Durch eine Abrechnungspanne bei der Lkw-Maut sind dem Bund offenbar Einnahmen von mehreren Millionen Euro entgangen. Nach Recherchen der "Süddeutschen Zeitung" wurde privaten Autobahnbetreibern zu viel Geld überwiesen.

Ein Fehler im Abrechnungssystem der Lkw-Maut hat offenbar dazu geführt, dass dem Bund in den vergangenen zwei Jahren Einnahmen in Millionenhöhe entgangen sind. Das Bundesverkehrsministerium bestätigte den Fall gegenüber der "Süddeutschen Zeitung", die zuerst über die Panne berichtet hatte.
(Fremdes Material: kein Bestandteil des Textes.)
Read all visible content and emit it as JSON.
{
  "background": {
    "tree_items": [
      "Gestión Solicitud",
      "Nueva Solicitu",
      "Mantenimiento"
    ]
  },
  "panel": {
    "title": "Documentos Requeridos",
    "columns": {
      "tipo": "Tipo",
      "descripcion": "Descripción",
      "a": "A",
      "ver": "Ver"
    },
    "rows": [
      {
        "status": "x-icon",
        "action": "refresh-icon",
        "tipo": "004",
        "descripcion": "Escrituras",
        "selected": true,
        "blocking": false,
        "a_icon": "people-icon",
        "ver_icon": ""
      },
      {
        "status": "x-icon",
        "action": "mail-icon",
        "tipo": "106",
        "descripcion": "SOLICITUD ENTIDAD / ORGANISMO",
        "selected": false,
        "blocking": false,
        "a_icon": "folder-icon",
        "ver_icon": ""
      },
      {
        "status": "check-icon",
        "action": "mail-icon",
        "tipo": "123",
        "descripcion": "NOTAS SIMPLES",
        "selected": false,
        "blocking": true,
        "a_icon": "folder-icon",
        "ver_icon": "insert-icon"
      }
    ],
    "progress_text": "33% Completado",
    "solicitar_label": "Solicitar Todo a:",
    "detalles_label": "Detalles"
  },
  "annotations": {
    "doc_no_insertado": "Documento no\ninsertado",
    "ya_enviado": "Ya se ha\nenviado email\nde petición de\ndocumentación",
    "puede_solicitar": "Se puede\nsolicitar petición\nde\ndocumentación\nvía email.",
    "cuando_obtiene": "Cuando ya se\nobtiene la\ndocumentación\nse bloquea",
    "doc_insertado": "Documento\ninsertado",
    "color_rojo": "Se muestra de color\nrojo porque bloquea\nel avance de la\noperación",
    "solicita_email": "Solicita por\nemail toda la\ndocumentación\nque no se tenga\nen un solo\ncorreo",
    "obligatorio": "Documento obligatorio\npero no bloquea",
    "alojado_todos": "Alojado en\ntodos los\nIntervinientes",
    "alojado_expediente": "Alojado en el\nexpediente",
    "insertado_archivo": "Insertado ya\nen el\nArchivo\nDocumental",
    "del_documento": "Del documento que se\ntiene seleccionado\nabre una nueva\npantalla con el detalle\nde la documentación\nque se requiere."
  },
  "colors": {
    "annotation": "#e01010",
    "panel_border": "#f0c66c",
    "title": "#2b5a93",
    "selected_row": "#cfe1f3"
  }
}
Konkret soll das Abrechnungssystem nicht zwischen 7,5-Tonnen- und 12-Tonnen-Lkw unterscheiden können. Private Autobahnbetreiber werden für ihr Engagement in öffentlich-privaten Autobahnprojekten mit dem durch die Maut für größere Lastwagen eingenommenen Geld entlohnt. Aufgrund des technischen Fehlers wurde laut "SZ" mehreren Betreibern zu viel Geld bezahlt.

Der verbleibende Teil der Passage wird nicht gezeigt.